Parasitic infection: cutaneous leishmaniasis
Mycose: sporotrichosis
Bacterial infection: tularemia, cat-scratch disease, pyogenic or mycobacterial (Mycobacterium marinum) infection

Diagnosis is based on direct examination of a slit-skin smear of the cutaneous lesion stained with Giemsa under light microscopy and/or culture with identification of subsequent subspecies.30 Skin biopsy from the edge of the ulcer may reveal the characteristic amastigotes within macrophages but is less sensitive than culture. The recently developed polymerase chain reaction (PCR) technology allows a rapid and high-sensitivity diagnosis with determination of most species.28

The response to treatment varies according to the species. Therefore, identification techniques that, like PCR, allow a species-orientated treatment are particularly useful.28 In cases of Old World LCL, absence of treatment may be considered, given that the cutaneous lesions heal spontaneously in nearly all the patients within 1 year. Topical treatment with paromomycin ointment could also be an attractive alternative.31 Otherwise, the mainstay of treatment is pentavalent antimonial agents given intralesionally. Fluconazole is more questionable even in those with L major infections.32 In contrast, treatment is strongly recommended for New World leishmaniasis, at least because it is supposed to prevent mucosal invasion. If pentavalent antimonial drugs are still the drug of choice for New World leishmaniasis, liposomal amphotericin B, pentamidine isethionate, and miltefosine could be attractive alternatives according to the culprit species.28

Myiasis

Myiasis is defined as the infestation of human tissues by larvae or maggots of flies (Diptera). The most common form of human myiasis reported in travelers is furuncular myiasis, which is often caused by Cordylobia anthropophaga (tumbu fly) in sub-Saharan Africa and Dermatobia hominis (human botfly) in Central and South America.33 However, according to the results of series of imported cases in Western countries, a wide variety of clinical presentations of myiasis are observed in travelers.8,34,35 In a series of 25 imported cases seen in France, 20 were due to C anthropophaga, 4 to D hominis, and 1 to Cochliomyia hominivorax.8 In a series of 18 cases imported in England, 9 were due to C anthropophaga, 4 to D hominis, 2 to Oestrus ovis (sheep nasal botfly), 1 to Cordylobia rodhaini, 1 to C hominivorax, and 1 to unidentified Oestrid larva.34 The genus Cordylobia also contains two less common species, Cordylobia ruandae and Cordylobia rodhani. The usual hosts of C rodhani are mainly mammals like rodents, but travelers can be accidentally infested as reported in two Israeli travelers returning from Ghana.36 The most common form of myiasis after travel to Central and South America is due to D hominis. It was reported in a series of 14 Israeli travelers returning from South America.37

Depending on which fly is involved, the presentation of myiasis differs by the method of infestation, place of acquisition, duration of maturation, number of cutaneous lesions, anatomic location, and the ability to manually extract the larvae. Cordylobia anthropophaga larvae penetrate the skin after hatching from eggs deposited on moist soil or clothing and bed linens hung to dry outdoors and that have not been ironed. The infestation by D hominis larvae develops from fly eggs carried to the human by a biting mosquito.33,38 In both cases, the larvae develop by successive molts.
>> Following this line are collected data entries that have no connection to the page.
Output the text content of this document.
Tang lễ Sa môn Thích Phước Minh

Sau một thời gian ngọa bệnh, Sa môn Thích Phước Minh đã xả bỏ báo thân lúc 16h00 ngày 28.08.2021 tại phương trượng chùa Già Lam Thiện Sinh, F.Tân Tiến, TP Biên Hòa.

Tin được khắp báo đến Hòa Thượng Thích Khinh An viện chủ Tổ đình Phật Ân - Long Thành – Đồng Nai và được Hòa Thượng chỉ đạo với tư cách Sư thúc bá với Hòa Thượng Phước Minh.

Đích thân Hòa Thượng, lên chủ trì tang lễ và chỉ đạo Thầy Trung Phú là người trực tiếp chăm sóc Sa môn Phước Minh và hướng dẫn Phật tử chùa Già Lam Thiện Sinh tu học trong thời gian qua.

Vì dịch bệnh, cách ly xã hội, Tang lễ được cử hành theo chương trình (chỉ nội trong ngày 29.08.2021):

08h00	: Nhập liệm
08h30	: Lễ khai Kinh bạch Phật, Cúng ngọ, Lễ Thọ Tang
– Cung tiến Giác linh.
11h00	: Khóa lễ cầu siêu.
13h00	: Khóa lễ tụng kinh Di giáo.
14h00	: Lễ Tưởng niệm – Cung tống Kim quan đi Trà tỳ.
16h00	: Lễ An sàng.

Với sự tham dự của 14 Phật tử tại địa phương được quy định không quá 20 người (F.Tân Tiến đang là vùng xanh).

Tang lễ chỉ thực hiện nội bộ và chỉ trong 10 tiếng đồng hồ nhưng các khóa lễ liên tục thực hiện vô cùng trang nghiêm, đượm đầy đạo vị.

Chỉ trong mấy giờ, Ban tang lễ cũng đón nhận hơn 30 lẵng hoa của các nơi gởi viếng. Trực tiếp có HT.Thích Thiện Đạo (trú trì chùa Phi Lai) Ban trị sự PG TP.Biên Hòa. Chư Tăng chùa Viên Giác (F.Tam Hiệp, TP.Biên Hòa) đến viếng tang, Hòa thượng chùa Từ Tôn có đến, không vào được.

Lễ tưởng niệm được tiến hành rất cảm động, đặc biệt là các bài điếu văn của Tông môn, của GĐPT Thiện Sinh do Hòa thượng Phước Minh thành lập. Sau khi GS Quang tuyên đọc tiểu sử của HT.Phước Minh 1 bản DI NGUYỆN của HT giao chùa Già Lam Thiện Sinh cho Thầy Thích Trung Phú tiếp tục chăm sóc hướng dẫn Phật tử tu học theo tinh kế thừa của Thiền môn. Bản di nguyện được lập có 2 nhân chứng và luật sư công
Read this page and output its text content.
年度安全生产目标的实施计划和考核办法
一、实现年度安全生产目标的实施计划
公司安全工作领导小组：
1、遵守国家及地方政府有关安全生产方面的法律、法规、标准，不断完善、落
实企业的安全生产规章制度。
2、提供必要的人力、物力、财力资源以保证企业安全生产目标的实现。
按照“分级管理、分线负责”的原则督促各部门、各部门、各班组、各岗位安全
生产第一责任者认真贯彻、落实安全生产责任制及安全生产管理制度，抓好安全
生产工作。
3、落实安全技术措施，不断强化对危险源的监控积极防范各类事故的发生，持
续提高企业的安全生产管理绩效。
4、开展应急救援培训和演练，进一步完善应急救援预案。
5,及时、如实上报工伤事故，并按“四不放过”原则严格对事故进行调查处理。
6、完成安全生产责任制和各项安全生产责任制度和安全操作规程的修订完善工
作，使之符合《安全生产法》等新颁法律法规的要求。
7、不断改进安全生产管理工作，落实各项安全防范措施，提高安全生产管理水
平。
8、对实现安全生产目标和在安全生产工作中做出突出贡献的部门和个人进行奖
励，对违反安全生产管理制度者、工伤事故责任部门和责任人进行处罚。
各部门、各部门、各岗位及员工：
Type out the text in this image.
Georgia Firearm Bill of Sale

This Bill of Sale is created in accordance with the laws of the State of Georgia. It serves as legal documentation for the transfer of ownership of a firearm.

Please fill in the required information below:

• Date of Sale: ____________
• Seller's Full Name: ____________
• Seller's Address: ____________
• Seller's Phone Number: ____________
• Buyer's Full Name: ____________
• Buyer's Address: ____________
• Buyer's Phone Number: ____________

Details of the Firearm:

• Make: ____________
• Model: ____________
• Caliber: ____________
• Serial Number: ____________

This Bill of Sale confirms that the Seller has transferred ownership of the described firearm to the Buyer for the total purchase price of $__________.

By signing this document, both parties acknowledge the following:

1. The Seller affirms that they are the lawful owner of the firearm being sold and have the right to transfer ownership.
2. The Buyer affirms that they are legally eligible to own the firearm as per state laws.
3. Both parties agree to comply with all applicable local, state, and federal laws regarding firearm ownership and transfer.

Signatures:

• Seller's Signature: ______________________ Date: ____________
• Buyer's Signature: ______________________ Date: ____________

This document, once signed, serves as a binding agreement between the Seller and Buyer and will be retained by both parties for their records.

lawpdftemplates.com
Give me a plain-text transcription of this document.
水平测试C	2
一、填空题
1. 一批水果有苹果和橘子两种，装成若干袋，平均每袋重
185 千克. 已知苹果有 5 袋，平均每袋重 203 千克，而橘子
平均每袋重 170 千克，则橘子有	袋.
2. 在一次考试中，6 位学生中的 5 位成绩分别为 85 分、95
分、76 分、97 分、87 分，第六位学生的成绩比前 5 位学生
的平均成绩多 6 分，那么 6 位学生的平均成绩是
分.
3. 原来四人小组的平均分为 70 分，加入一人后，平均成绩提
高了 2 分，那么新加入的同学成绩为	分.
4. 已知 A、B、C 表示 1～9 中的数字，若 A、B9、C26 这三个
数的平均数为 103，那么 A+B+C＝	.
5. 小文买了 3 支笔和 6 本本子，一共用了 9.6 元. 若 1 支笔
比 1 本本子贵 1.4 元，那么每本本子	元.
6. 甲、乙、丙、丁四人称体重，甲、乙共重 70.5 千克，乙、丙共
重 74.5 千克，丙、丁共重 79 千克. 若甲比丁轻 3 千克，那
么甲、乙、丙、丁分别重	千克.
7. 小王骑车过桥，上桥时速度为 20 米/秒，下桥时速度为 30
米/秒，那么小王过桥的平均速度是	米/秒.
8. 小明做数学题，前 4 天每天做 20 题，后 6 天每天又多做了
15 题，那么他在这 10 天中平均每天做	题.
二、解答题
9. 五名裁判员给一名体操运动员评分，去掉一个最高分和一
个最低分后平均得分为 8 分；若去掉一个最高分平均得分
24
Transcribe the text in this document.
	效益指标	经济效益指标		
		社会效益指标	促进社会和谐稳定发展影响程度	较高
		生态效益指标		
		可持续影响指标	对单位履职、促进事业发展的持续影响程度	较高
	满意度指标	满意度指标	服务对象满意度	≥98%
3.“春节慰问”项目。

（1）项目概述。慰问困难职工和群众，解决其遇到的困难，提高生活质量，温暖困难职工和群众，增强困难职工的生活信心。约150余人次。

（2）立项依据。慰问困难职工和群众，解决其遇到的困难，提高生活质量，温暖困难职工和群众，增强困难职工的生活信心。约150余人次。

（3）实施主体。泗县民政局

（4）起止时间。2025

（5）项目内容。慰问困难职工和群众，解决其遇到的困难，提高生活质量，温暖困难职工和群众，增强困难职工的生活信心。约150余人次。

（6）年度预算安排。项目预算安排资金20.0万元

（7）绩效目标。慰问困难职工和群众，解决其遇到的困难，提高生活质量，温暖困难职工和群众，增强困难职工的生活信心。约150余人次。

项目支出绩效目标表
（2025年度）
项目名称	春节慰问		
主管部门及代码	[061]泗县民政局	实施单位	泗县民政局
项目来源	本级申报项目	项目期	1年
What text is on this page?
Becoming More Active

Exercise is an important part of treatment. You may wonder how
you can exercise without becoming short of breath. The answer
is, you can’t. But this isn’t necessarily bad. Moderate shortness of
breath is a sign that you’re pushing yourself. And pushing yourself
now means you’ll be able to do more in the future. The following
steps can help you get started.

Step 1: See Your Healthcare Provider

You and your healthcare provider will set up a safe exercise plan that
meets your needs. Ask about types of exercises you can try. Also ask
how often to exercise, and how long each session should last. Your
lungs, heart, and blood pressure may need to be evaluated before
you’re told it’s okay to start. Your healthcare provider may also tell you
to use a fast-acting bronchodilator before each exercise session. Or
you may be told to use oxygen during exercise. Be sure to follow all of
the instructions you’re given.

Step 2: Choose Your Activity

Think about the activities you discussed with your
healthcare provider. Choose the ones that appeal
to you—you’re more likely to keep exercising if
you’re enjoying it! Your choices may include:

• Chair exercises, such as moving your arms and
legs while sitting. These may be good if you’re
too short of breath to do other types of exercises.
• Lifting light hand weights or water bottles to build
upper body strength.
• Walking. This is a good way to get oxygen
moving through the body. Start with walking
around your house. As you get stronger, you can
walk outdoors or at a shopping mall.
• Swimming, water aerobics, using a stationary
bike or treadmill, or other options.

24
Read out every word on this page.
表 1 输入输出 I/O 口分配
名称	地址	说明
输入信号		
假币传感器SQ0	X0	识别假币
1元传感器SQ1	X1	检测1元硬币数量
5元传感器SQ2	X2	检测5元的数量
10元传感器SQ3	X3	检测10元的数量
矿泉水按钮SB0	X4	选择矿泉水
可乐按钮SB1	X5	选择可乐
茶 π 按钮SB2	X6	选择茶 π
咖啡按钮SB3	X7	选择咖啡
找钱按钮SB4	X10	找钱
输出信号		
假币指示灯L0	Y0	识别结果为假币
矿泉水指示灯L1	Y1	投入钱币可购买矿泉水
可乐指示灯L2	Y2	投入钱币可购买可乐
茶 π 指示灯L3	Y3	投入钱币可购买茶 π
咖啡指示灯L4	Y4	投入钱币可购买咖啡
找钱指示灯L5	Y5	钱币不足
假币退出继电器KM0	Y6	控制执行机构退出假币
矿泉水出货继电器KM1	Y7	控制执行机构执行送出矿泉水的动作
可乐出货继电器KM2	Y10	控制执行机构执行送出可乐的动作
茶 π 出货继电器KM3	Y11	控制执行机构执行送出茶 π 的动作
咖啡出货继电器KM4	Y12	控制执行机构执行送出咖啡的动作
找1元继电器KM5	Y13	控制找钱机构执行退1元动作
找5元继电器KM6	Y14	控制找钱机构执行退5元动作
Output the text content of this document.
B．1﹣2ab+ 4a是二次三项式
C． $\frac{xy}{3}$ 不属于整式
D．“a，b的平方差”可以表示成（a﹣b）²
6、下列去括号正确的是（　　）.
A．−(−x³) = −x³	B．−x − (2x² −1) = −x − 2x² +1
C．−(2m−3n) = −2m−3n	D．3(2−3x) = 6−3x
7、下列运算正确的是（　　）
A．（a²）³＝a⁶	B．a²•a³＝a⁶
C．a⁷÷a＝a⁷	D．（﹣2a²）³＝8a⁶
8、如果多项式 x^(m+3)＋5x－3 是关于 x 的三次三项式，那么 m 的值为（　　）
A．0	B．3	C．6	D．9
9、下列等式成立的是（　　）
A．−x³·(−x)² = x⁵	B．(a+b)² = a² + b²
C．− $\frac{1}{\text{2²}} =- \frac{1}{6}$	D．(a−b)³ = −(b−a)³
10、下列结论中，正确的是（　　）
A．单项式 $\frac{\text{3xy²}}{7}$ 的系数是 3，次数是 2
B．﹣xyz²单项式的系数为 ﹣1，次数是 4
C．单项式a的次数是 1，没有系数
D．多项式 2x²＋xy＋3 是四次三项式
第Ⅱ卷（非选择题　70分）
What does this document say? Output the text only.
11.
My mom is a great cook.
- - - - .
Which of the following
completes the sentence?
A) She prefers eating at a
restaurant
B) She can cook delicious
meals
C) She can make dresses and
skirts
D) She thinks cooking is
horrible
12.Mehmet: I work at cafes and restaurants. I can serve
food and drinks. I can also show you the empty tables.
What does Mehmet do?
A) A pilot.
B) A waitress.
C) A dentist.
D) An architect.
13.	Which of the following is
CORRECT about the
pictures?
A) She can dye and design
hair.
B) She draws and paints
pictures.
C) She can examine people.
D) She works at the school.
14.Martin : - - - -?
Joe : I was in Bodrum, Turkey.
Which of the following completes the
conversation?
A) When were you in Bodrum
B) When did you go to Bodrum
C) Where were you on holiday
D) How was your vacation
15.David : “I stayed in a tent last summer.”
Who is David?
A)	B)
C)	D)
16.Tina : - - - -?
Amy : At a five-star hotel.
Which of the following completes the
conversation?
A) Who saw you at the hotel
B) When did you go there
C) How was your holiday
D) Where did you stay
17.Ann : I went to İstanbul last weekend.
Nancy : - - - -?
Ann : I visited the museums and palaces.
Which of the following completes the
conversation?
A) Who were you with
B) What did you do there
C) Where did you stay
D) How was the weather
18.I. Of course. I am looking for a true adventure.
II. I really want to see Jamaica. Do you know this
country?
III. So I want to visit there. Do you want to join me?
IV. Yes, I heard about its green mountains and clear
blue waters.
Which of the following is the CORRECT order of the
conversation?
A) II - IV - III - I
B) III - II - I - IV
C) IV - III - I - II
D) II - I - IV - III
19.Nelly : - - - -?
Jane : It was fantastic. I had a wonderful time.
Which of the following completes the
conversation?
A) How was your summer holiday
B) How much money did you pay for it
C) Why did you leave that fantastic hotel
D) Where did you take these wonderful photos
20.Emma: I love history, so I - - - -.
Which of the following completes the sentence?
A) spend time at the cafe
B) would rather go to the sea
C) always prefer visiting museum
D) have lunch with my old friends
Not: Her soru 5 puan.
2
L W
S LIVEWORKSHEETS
The incubation period varies from 7 days to 3 weeks (7–10 d for the tumbu fly and 15–45 d for the botfly).8 The mean time from exposure to diagnosis was 1.5 months in 12 Israeli travelers with D hominis myiasis after return from the Amazon River basin of Bolivia.39

The cutaneous lesion is a 1 to 2 cm furuncle-like lesion with a central punctum through which serosanguineous or purulent fluid discharges. Importantly, the patient complains of a crawling sensation within the lesion, and movements of the larvae may be seen within the central punctum. Cordylobia anthropophaga lesions are more commonly multiple, whereas D hominis lesions usually number from one to three.35Cordylobia anthropophaga lesions are usually located on areas of the body covered by clothing (such as the trunk), whereas D hominis lesions are commonly located on exposed areas of the body (such as the scalp, face, forearms, and legs). The largest number of lesions ever reported was 94 in a child from Ghana infected by C anthropophaga.40

The diagnosis of myiasis is made by the identification of the larva from the lesion. The treatment is the removal of the larvae. No oral antiparasitic medication is usually recommended for myiasis, but ivermectin has been showed to be efficient. It is important to avoid breaking the larvae in that incomplete removal may result in a hypersensitivity or foreign body reaction to the larvae. In the case of C anthropophaga, manual pressure to the lateral aspects of the lesion easily allows the expression of the maggot. With D hominis, extraction is facilitated by placing an occlusive agent (eg, paraffin, petrolatum, pork fat, toothpaste cap) onto the lesion that may cause the larva to migrate to the skin surface.41 Unsuccessful occlusive therapy may necessitate sterile surgical extraction and debridement.33 Although rarely reported, bacterial superinfection is the main complication. Myiasis wounds should be disinfected in addition to the provision of tetanus prophylaxis and antibiotic treatment for secondary bacterial infections.33 In Brazil and Colombia, oral use of ivermectin has been reported as a useful surgery-associated treatment in case of severe orbital myiasis due to C hominivorax.42

Tungiasis

Tungiasis is caused by penetration of the gravid female sand flea Tunga penetrans that burrows into the skin of its host, usually on the feet to feed on blood while producing and extruding eggs.33 The infection is usually acquired via direct contact (eg, bare feet) with infested soil or beaches where adult fleas live. Tungiasis (also called chigoe flea, jigger flea) is widely distributed throughout Latin America, the Caribbean, Africa, and Asia up to the west coast of India.33,43 Humans and animals (eg, dogs, pigs) can be affected. In the largest study of 17 imported cases, tungiasis manifested after return in eight cases (47%), and the median lag time between return and onset was 5 days (range 2–10 d). For all 17 cases, the median lag time between return and presentation was 12 days (range 5–40 d), and all lesions were located at the extremity of a toe.8

The acute cutaneous lesion is a papule with a central black dot at the site of penetration that develops into a wart-like nodule through which eggs of the flea are expelled. There is a limited number of nodules (most commonly one), which are usually located on the feet (subungual, soles, tips or toes, and web spaces) and lower extremities.8,43

The diagnosis relies on clinical findings and is confirmed by the morphology of the flea after its extraction. The differential diagnosis includes myiasis, pyoderma, and foreign body reaction.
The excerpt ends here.